Fizyczna klawiatura i chińskie bebechy. Tak, to nowe BlackBerry z dziwaczną premierą
Smartfon z fizyczną klawiaturą QWERTY w 2017 roku? To może być tylko TCL BlackBerry. Niestety nie możemy napisać słynnego "Oto...", bo najnowszy model BlackBerry, mimo oficjalnej prezentacji, nie ma jeszcze nazwy.
Właściwie to premiera tego sprzętu BlackBerry nie do końca zasługuje na to miano. Owszem, potwierdzono, że taki model istnieje. Potwierdzono też, że trafi na rynek i to jeszcze w tym roku (we "wczesnej jego części"). Zainteresowani, obecni na targach CES będą mogli się z nim nawet bliżej zapoznać, a w niektórych redakcjach już przelotnie gościł.
Wiemy też, że będzie to pierwsze urządzenie TCL BlackBerry pracujące pod kontrolą Androida 7.0 i jednocześnie pierwsze urządzenie BlackBerry z Androidem, które zaoferuje fizyczną klawiaturę QWERTY w takiej postaci. Wiemy też, że klawiatura - podobnie jak w Priv - będzie posiadać powierzchnię dotykową, która umożliwi wykonywanie gestów i łatwiejszą nawigację w niektórych aplikacjach.
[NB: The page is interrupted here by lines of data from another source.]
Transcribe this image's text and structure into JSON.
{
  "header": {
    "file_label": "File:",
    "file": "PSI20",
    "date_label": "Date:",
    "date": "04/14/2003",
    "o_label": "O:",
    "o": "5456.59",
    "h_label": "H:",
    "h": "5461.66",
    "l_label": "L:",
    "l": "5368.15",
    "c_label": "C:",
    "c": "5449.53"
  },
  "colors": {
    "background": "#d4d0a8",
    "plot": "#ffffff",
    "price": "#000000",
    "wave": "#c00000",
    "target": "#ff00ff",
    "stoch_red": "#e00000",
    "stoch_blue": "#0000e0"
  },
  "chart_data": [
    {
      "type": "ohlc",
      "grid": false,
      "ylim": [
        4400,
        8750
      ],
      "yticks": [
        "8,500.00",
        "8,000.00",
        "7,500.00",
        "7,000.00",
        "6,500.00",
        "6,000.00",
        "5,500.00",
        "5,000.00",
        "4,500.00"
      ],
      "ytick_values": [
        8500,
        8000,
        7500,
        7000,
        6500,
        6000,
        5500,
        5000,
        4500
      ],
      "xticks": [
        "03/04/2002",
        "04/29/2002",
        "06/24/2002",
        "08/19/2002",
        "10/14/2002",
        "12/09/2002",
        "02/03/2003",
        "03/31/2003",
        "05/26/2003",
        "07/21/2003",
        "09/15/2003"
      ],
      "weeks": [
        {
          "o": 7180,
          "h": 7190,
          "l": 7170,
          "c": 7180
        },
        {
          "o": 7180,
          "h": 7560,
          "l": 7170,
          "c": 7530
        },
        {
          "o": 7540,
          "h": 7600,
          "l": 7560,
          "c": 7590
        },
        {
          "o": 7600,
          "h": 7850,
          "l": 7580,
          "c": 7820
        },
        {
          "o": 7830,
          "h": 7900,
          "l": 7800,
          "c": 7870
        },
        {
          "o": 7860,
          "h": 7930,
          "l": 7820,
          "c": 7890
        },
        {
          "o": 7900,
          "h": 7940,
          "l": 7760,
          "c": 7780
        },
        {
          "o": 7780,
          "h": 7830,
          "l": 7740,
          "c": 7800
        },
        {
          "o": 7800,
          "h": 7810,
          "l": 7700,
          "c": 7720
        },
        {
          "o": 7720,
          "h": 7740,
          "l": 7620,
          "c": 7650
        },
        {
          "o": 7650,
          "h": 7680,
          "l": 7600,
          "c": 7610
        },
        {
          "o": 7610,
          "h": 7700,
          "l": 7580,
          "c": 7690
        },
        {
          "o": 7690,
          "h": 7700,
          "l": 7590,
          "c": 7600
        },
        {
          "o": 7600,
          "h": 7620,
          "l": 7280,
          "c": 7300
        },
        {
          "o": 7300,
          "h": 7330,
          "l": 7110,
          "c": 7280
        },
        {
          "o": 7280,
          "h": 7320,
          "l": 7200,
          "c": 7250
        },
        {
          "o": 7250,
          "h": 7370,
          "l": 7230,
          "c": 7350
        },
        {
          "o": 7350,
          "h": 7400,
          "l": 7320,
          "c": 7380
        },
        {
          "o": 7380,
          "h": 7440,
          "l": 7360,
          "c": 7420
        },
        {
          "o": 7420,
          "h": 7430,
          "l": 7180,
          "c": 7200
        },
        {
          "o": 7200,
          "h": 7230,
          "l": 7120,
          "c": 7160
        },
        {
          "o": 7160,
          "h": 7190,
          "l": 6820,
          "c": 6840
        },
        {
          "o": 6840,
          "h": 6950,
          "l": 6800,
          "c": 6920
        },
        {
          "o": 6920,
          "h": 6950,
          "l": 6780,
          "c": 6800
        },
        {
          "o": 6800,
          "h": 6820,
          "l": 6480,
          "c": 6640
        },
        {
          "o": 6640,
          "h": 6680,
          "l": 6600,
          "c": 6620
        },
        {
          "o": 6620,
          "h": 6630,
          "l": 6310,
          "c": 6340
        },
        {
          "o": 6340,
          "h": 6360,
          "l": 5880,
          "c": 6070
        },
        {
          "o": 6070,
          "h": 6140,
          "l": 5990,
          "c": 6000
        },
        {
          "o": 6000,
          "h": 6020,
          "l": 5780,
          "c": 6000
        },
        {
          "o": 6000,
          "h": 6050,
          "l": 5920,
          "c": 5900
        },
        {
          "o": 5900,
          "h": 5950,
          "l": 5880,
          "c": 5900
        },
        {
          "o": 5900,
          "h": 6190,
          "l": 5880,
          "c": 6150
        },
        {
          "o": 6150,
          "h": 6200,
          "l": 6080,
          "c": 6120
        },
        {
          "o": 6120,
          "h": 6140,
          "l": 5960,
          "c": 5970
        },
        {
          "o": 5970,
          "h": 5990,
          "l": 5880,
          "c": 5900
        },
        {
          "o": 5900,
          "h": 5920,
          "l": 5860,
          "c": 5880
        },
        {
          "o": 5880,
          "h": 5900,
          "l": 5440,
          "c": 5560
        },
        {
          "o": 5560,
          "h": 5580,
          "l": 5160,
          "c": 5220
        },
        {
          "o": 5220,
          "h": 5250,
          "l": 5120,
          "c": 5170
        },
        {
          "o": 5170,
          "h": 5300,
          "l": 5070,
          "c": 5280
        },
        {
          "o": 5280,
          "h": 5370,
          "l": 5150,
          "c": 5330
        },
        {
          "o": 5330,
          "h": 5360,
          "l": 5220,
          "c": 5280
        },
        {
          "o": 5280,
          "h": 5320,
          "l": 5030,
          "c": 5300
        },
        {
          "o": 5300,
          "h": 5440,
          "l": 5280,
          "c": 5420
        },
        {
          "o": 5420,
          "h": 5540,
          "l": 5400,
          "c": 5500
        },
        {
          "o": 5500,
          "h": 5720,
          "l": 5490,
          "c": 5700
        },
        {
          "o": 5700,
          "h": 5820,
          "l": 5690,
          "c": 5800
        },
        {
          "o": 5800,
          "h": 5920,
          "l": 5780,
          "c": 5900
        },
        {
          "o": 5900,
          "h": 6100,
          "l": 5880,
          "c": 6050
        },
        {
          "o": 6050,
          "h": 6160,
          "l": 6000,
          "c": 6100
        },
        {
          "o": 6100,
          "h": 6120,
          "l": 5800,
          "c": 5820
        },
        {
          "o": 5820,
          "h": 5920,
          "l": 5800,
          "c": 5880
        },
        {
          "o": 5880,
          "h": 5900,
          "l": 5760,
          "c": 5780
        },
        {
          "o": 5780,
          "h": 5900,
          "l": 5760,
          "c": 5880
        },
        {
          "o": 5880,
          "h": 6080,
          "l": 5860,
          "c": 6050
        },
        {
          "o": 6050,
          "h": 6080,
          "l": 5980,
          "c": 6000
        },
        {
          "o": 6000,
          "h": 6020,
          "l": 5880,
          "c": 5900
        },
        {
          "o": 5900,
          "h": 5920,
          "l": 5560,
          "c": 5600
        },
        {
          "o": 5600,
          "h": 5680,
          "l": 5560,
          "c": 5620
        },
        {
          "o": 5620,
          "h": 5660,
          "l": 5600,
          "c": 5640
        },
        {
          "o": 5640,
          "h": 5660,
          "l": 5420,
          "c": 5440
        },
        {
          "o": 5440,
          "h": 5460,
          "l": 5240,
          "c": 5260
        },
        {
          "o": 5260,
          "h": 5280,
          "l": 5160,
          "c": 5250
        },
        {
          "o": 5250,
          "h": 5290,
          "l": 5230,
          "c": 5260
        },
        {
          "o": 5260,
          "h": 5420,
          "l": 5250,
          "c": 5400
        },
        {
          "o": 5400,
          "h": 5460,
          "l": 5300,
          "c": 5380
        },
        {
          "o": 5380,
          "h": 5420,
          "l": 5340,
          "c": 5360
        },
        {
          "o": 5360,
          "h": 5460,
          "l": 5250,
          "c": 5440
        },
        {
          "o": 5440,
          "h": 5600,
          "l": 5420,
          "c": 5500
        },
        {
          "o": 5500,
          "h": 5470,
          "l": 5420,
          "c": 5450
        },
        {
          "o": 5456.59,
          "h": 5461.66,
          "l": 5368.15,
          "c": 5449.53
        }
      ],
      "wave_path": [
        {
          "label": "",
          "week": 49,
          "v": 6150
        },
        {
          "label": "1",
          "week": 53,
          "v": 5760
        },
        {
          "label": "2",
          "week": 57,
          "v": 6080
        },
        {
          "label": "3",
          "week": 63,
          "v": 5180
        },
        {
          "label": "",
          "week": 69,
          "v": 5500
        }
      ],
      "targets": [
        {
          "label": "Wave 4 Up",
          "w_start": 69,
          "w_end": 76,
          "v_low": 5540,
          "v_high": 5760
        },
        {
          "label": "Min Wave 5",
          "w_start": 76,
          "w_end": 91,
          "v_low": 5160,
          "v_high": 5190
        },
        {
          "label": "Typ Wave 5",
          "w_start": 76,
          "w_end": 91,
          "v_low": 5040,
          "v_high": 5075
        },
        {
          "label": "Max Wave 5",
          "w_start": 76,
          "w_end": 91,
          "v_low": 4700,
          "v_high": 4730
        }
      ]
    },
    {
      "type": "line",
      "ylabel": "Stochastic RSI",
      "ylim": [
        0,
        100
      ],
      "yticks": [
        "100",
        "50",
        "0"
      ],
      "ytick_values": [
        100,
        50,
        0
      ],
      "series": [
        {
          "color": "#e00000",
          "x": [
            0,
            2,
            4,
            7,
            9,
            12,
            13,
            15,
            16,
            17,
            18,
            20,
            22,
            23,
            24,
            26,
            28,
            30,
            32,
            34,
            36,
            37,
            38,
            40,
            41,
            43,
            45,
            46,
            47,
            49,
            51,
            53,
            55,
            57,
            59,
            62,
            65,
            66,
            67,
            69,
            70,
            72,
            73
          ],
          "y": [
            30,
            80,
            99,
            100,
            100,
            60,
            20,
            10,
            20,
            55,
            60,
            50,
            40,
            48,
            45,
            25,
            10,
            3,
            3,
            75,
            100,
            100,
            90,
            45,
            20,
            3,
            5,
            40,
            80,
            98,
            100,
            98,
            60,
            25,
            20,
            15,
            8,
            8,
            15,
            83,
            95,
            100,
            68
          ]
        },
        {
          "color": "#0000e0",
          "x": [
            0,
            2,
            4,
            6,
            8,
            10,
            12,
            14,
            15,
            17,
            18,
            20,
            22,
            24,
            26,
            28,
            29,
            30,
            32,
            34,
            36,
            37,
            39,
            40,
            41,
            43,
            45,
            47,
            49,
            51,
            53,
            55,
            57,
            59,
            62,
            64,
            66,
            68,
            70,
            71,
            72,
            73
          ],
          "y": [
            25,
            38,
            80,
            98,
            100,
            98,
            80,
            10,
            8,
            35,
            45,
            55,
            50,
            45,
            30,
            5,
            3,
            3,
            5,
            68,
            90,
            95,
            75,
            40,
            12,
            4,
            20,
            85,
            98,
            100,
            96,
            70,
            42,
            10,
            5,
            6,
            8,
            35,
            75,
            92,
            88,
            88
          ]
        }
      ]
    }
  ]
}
Wiemy, że ma złącze USB C, a na pokładzie będą zarówno zabezpieczenia BlackBerry, jak i aplikacje tej marki.
Wiemy też, że to chyba najbardziej przypominający klasyczne BlackBerry model z tym logo od dłuższego czasu. I nie chodzi wyłącznie o klawiaturową formę, ale ogólny wygląd - dużo bardziej jeżynkowaty, niż miało to miejsce w przypadku DTEKów.
To... w zasadzie tyle.
TCL nie ujawnił ani specyfikacji, ani ceny urządzenia, ani daty wprowadzenia go na rynek. Ba, nie podano nawet nazwy (?!), w związku z czym cały czas obowiązuje nieoficjalna, kodowa nazwa "Mercury", choć - również nieoficjalnie - spekuluje się, że być może zostanie nazwany po prostu "DTEK70". Zresztą w kwestii reszty nieoficjalnych informacji odsyłam do tekstu Maćka Gajewskiego, który zdradza w zasadzie dużo więcej, niż pokazał dzisiaj TCL.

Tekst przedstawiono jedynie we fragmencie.